Lucky man. What he had, what they shared, what they surely ought have become, roused the kind of envy that angers the weakest among us.

Her cruel exit had hollowed him out daily for decades. Why further stoke those already broiling coals? Besides, in this case it was easy to imagine her rendered as an ideal because after all these years, and all his suffering, she’d become a figure of purest adoration.

If she had faults, they’d vanished through time and circumstances.

Mutually assured the other had discovered his or her absolute and forever desire, the pair wed. Listening to Arturo one was assured the whirlwind which had swept them up and twirled them in fabulous joy would never abate.

That she expected a child shortly into their marriage could only have deepened this conviction.

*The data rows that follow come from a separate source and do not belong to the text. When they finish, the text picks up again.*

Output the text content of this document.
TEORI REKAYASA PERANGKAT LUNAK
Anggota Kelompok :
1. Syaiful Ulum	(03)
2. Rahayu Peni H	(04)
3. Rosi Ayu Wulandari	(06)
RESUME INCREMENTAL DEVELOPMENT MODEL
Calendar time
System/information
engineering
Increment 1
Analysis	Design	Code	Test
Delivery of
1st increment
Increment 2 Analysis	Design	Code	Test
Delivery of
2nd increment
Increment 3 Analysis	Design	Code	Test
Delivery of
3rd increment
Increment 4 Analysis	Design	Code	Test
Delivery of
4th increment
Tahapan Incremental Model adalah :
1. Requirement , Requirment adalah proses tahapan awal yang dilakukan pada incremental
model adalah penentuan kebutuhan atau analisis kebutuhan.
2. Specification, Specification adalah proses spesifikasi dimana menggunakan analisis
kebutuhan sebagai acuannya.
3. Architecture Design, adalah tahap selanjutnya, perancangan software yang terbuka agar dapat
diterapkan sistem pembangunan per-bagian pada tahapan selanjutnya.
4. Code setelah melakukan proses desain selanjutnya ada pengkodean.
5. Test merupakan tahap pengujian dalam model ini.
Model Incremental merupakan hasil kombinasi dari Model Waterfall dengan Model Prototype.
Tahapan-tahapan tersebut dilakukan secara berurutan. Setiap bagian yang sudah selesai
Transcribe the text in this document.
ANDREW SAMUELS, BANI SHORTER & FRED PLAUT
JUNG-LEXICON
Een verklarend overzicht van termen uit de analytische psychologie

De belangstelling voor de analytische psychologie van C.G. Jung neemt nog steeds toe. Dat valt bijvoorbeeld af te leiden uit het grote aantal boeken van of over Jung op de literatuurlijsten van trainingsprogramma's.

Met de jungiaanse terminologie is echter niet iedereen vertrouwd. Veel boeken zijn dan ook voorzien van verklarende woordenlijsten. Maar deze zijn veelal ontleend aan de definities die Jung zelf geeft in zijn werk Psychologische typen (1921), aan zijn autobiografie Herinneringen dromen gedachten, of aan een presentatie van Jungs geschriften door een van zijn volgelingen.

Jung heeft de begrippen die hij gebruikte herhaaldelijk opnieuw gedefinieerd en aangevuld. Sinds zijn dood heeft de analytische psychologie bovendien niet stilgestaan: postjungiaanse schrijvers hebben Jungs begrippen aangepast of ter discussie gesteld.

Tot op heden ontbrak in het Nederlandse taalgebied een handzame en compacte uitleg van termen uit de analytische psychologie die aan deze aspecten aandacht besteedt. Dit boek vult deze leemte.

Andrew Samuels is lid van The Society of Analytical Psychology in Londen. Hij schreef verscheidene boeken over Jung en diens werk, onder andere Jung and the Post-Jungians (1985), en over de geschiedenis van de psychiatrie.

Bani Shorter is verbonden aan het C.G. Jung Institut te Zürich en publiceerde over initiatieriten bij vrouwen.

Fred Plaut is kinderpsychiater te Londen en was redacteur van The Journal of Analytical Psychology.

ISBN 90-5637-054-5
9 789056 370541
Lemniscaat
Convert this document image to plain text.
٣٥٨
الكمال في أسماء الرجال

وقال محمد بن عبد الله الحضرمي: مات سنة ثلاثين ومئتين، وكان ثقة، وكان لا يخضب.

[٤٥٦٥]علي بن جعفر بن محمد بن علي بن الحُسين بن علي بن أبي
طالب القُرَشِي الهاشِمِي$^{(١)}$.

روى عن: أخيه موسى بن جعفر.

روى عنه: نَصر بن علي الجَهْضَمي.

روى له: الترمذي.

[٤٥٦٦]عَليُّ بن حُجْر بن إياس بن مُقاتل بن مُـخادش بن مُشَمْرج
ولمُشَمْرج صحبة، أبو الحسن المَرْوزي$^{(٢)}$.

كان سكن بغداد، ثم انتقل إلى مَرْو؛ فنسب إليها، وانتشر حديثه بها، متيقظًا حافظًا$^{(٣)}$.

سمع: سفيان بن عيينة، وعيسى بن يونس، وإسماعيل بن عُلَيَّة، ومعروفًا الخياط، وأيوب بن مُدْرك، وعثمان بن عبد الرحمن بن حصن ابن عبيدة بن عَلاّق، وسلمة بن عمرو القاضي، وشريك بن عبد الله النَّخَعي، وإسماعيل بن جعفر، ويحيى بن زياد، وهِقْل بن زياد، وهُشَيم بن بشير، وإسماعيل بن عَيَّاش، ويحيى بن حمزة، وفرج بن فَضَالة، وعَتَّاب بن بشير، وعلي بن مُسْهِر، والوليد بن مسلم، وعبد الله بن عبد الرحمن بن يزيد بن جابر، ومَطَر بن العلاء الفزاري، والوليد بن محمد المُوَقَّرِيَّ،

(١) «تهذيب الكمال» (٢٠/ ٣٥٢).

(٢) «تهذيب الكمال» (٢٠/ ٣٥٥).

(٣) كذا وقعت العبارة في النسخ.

The incident occurred a month and a half before due her date. A drunk driver, a man his character witnesses claimed his failure one gross aberration, broadsided the vehicle carrying Arturo’s wife. The collision demolished both cars yet the drunk walked away unscathed while she was mangled.

Paramedics and later emergency room personnel were unable to save the child.

One wondered if Arturo was a godly man before the incident. Or had his wife and child’s deaths made him turn to the Almighty? In his jumpy recitation of events, he cited the sort of abstractions whose reasons are beyond mortal understanding. That maybe there was a plan. Or simply a demand, one of those immutable ones from which we flesh and blood beings are to impute lessons of some sort.

Ah. When the inexplicable is unanswerable why not ascribe it to grand designs outside the ken of men? Arturo reached his conclusion after the search for a satisfying answer had driven him mad.

He freely confessed to being unhinged. Doing so of course proved him quite aware instead. Likely he retreated into what he called madness because lack of certainty in our waking world frustrated him. In proclaiming irrationality he could cushion himself. Madness soothed. A balm, it protected.

Who wouldn’t prefer finding solace in insanity than entwined in a lifetime of miserable mystery?